Court of Appeal offers compensation hope to victims of asbestos poisoning
In a landmark ruling that could pave the way for compensation for thousands of people suffering from cancer caused by asbestos, three Court of Appeal judges today upheld an appeal against the way the dangers of the lethal fibres are measured.
Caroline Pinfold from Fieldfisher successfully pursued the case of behalf of Veronica Bussey whose husband David died from the disease in 2016.
Hundreds of sufferers from mesothelioma, the cancer caused by asbestos, could have been denied access to vital funds for private treatment because data produced by HM Factory Inspectorate in the 1970s have been wrongly assumed to absolve employers of responsibility.
Peter Williams, head of asbestos claims at Fieldfisher, said:
“These data that measured levels of asbestos fibres in the air have been wrongly applied by employers and their lawyers to deny or delay claimants the compensation they deserved.
“The guidelines created 40 or so years ago quantified the levels of fibres allowed in the air below which an employer would not be prosecuted. Instead, defendants and the courts have wrongly applied the measurements as a guide to employers of a so-called ‘safe’ level of asbestos that people could work in.
“This is never what the data were intended for. But following another legal case in 2011, Williams v the University of Birmingham, they became the test against which all other claims have since been measured. Finally, the judges have acknowledged that it is wrong.
“I know the ruling will come as a huge relief for mesothelioma sufferers and their families who have had their cases put on hold waiting for this decision. Sadly, many others will have died in the meantime without being given funds to pursue private immunotherapy treatment that could have given them some respite.”
David Bussey died aged 72 from mesothelioma caused by exposure to asbestos. He worked as a heating engineer for Anglia heating in the late 1960s.

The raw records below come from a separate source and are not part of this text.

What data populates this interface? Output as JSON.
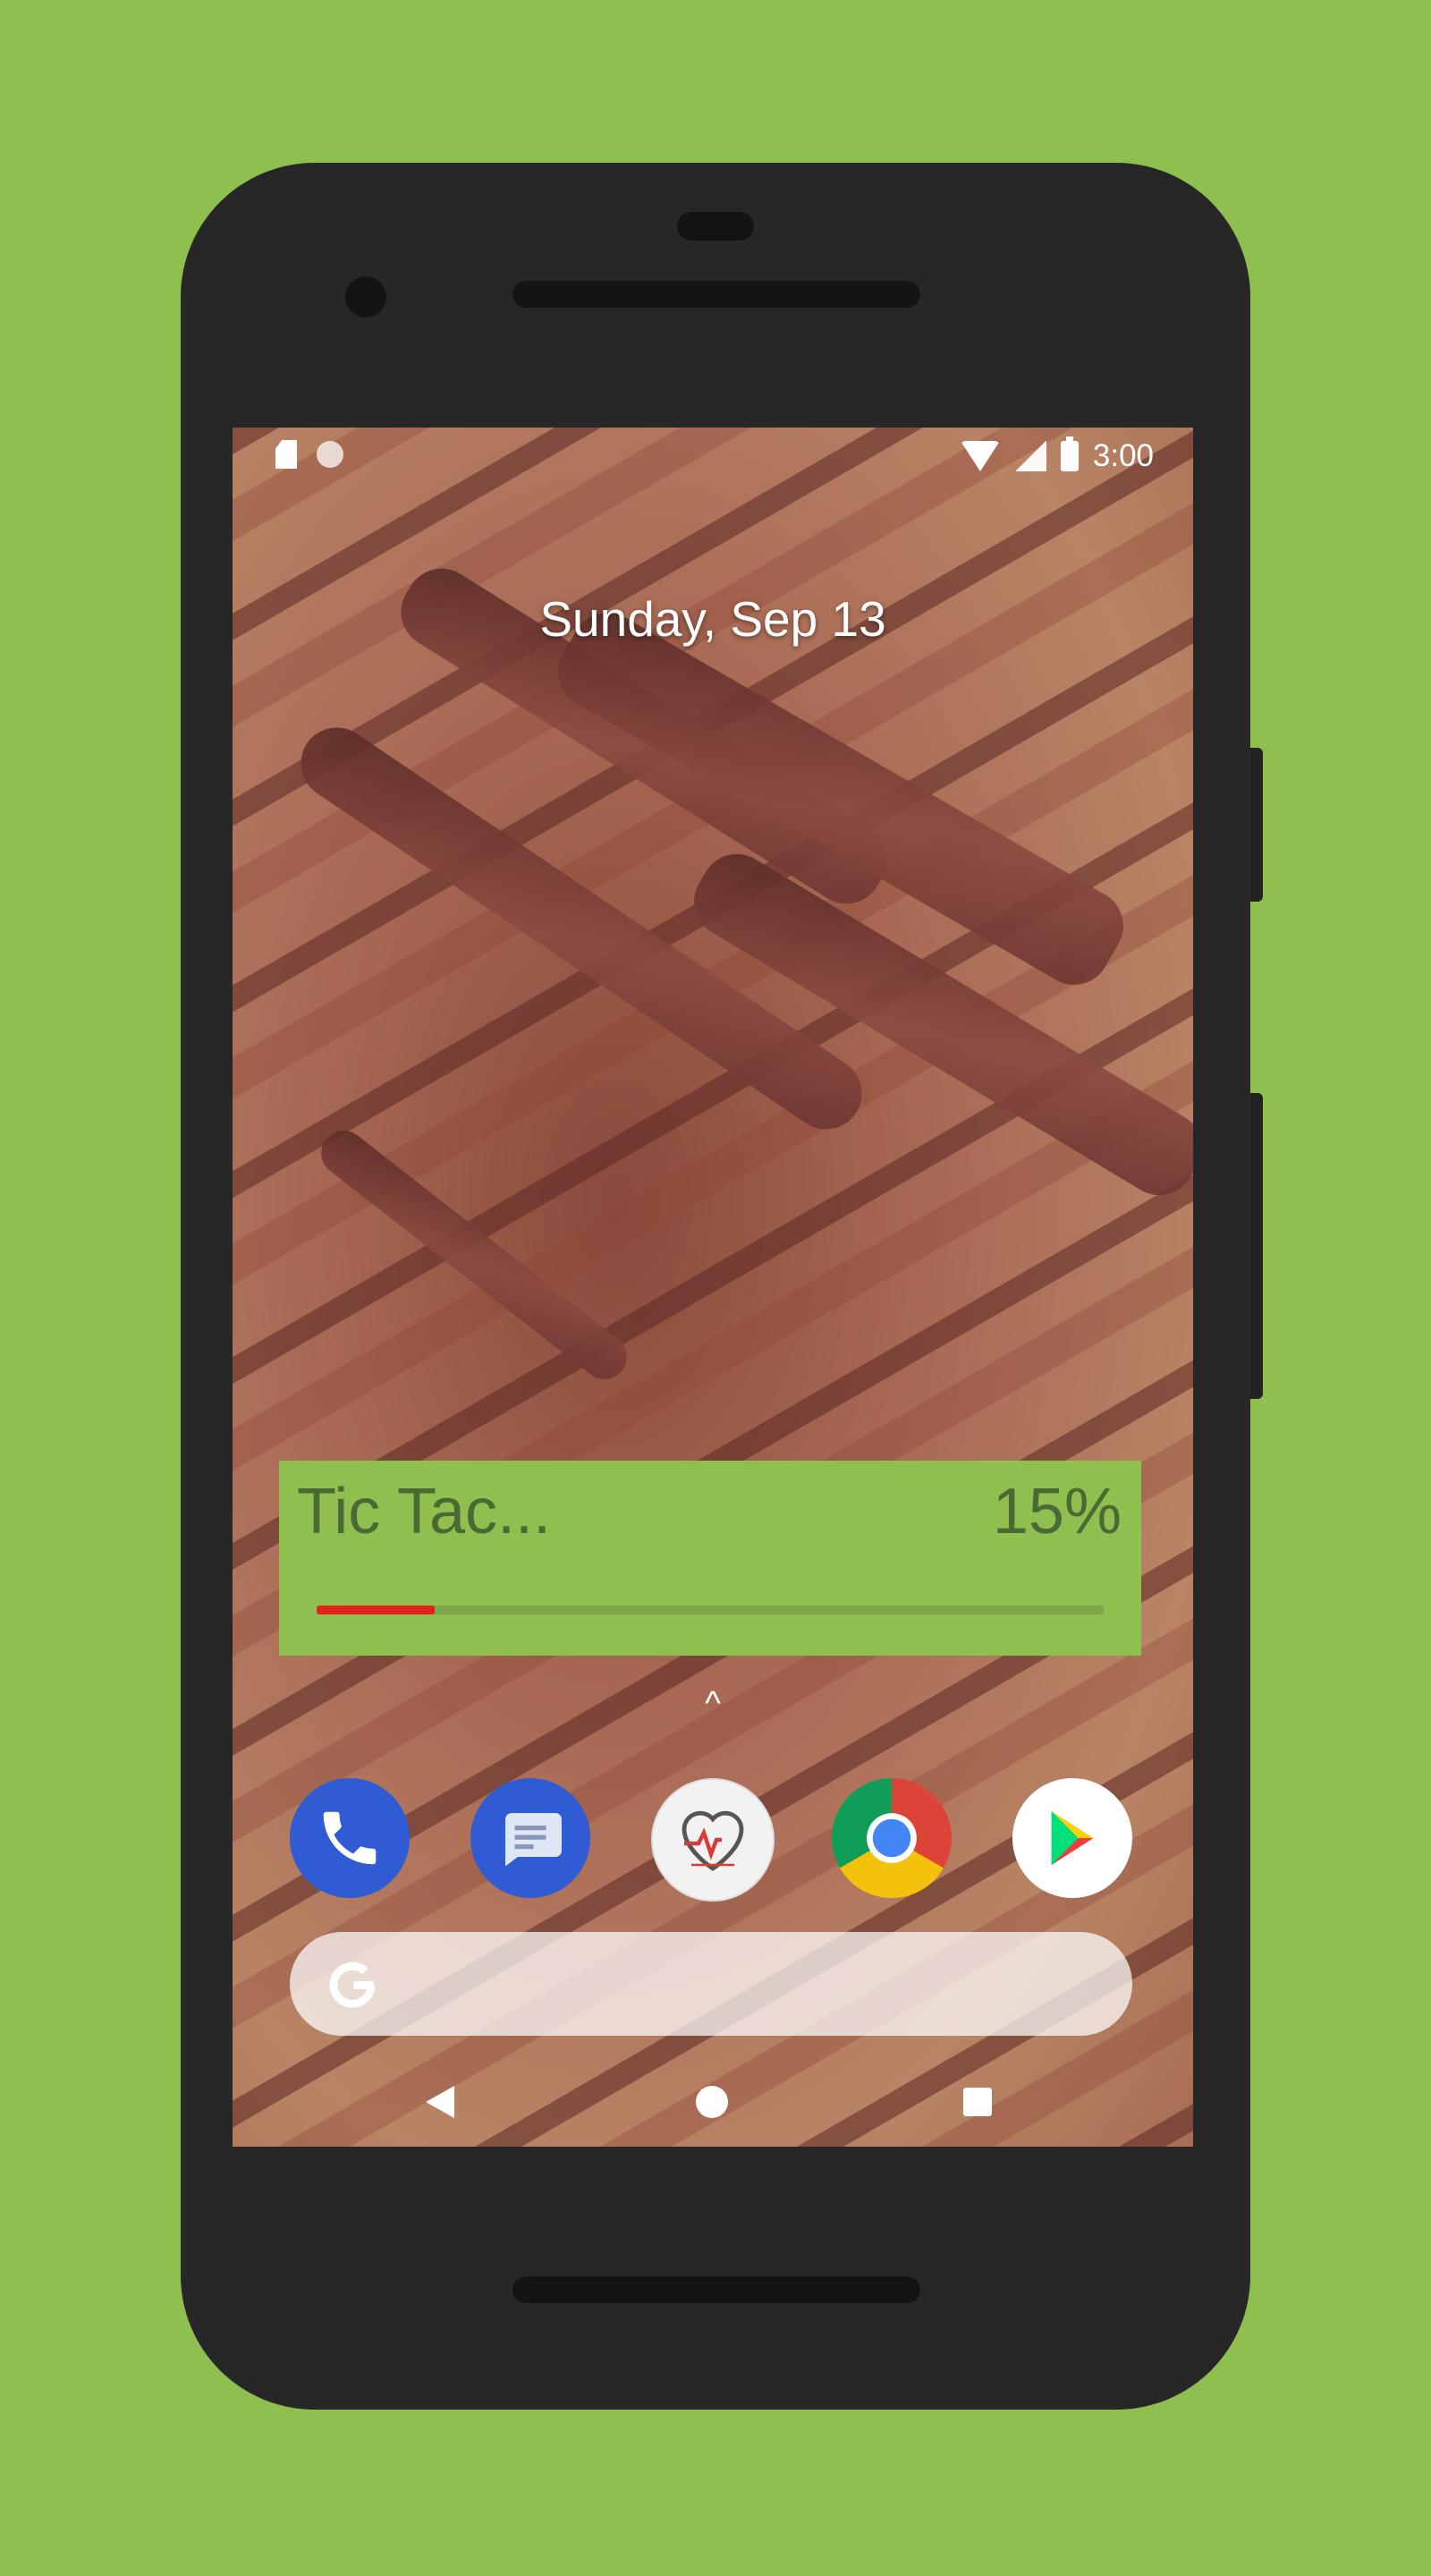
{
  "status_bar": {
    "time": "3:00",
    "left_icons": [
      "sd-card-icon",
      "moon-icon"
    ],
    "right_icons": [
      "wifi-icon",
      "signal-icon",
      "battery-icon"
    ]
  },
  "home": {
    "date": "Sunday, Sep 13"
  },
  "widget": {
    "title": "Tic Tac...",
    "percent": "15%",
    "progress": 0.15,
    "colors": {
      "background": "#8fbf4f",
      "text": "#4a6a33",
      "progress_fill": "#e0231a"
    }
  },
  "dock": {
    "apps": [
      "phone-app-icon",
      "messages-app-icon",
      "heart-monitor-app-icon",
      "chrome-app-icon",
      "play-store-app-icon"
    ]
  },
  "search": {
    "logo": "G"
  },
  "navigation": {
    "buttons": [
      "back",
      "home",
      "recents"
    ]
  },
  "colors": {
    "page_background": "#8fbf4f",
    "phone_body": "#272727"
  }
}
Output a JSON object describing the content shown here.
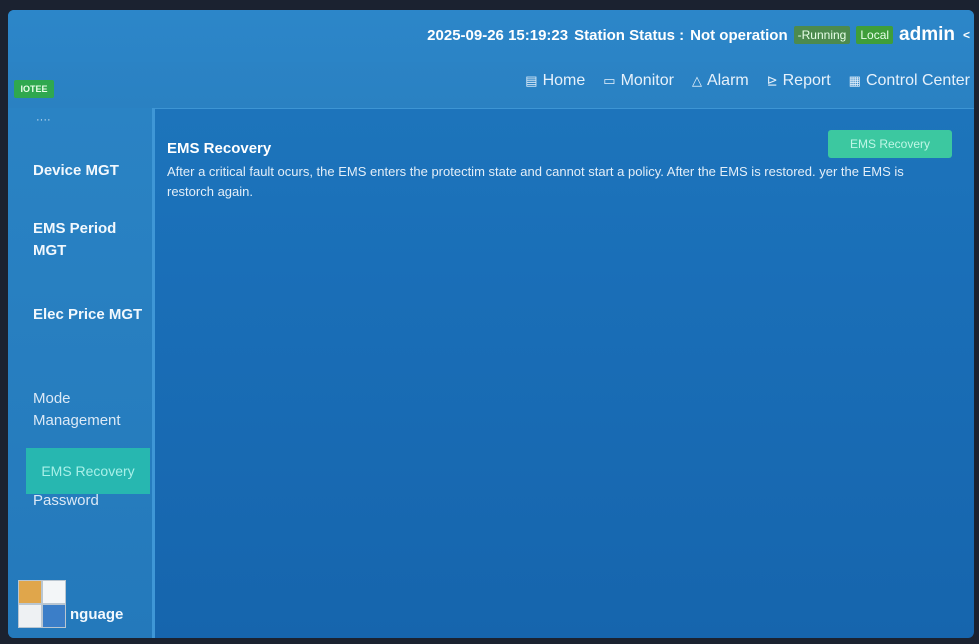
{
  "header": {
    "datetime": "2025-09-26 15:19:23",
    "station_status_label": "Station Status :",
    "station_status_value": "Not operation",
    "running_badge": "-Running",
    "local_badge": "Local",
    "user": "admin",
    "user_caret": "<"
  },
  "logo": {
    "text": "IOTEE"
  },
  "nav": {
    "items": [
      {
        "label": "Home",
        "icon": "home-icon"
      },
      {
        "label": "Monitor",
        "icon": "monitor-icon"
      },
      {
        "label": "Alarm",
        "icon": "alarm-icon"
      },
      {
        "label": "Report",
        "icon": "report-icon"
      },
      {
        "label": "Control Center",
        "icon": "control-center-icon"
      }
    ]
  },
  "sidebar": {
    "partial_top": "····",
    "items": [
      {
        "label": "Device MGT"
      },
      {
        "label": "EMS Period MGT"
      },
      {
        "label": "Elec Price MGT"
      },
      {
        "label": "Mode Management"
      },
      {
        "label": "Second Password"
      },
      {
        "label": "EMS Recovery",
        "active": true
      },
      {
        "label": "nguage"
      }
    ]
  },
  "main": {
    "title": "EMS Recovery",
    "description": "After a critical fault ocurs, the EMS enters the protectim state and cannot start a policy. After the EMS is restored. yer the EMS is restorch again.",
    "button_label": "EMS Recovery"
  },
  "colors": {
    "screen_bg": "#1a6fb8",
    "topbar": "#2b84c6",
    "running_badge": "#4c8a4e",
    "local_badge": "#3f9e3a",
    "active_item": "#27b7b0",
    "recovery_button": "#3cc8a0"
  }
}
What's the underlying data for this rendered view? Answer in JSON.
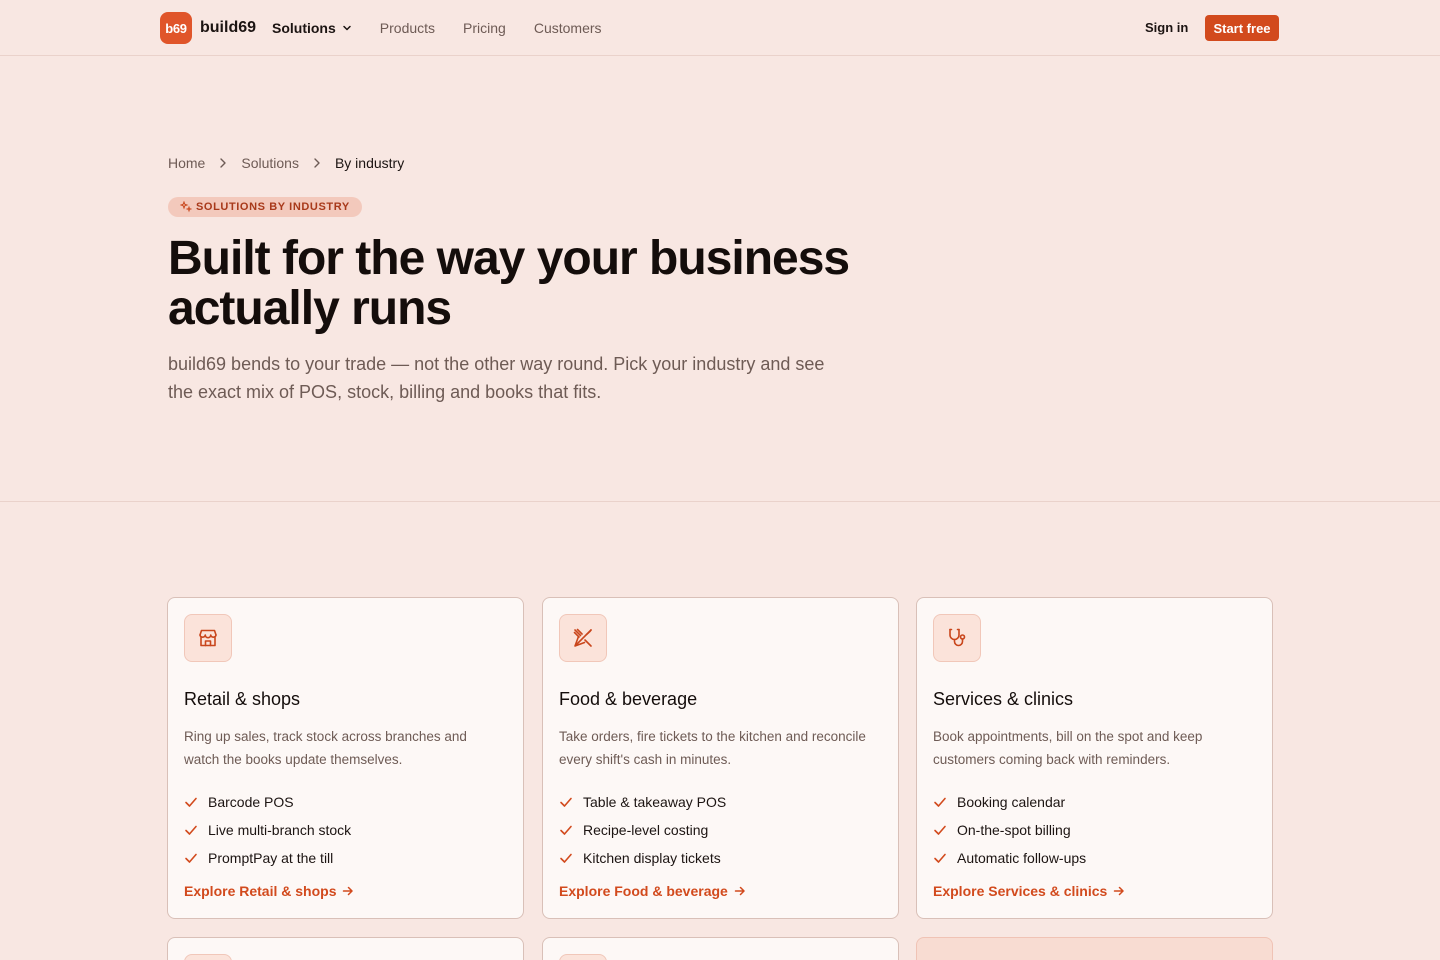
{
  "nav": {
    "logo_badge": "b69",
    "logo_text": "build69",
    "links": [
      {
        "label": "Solutions"
      },
      {
        "label": "Products"
      },
      {
        "label": "Pricing"
      },
      {
        "label": "Customers"
      }
    ],
    "sign_in": "Sign in",
    "start": "Start free"
  },
  "breadcrumb": [
    "Home",
    "Solutions",
    "By industry"
  ],
  "hero": {
    "eyebrow": "SOLUTIONS BY INDUSTRY",
    "title": "Built for the way your business actually runs",
    "subtitle": "build69 bends to your trade — not the other way round. Pick your industry and see the exact mix of POS, stock, billing and books that fits."
  },
  "cards": [
    {
      "icon": "store-icon",
      "title": "Retail & shops",
      "desc": "Ring up sales, track stock across branches and watch the books update themselves.",
      "features": [
        "Barcode POS",
        "Live multi-branch stock",
        "PromptPay at the till"
      ],
      "link": "Explore Retail & shops"
    },
    {
      "icon": "utensils-icon",
      "title": "Food & beverage",
      "desc": "Take orders, fire tickets to the kitchen and reconcile every shift's cash in minutes.",
      "features": [
        "Table & takeaway POS",
        "Recipe-level costing",
        "Kitchen display tickets"
      ],
      "link": "Explore Food & beverage"
    },
    {
      "icon": "stethoscope-icon",
      "title": "Services & clinics",
      "desc": "Book appointments, bill on the spot and keep customers coming back with reminders.",
      "features": [
        "Booking calendar",
        "On-the-spot billing",
        "Automatic follow-ups"
      ],
      "link": "Explore Services & clinics"
    }
  ],
  "colors": {
    "accent": "#d24a1d",
    "background": "#f8e7e2",
    "card": "#fdf8f6"
  }
}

His job entailed cutting and manoeuvring asbestos cement pipes and rope, without any mask to protect him from the dust or advice about the risks.
Veronica Bussey pursued a claim for compensation claim originally against one of her husband's employers, Pump Maintenance Limited, but her second claim against Anglia Heating Ltd for the balance of damages was dismissed by His Honour Judge Yelton in the High Court in May last year.
Judge Yelton decided he was bound to follow the case of Williams v University of Birmingham which was decided by the Court of Appeal in 2011.
Today’s ruling overturns that decision.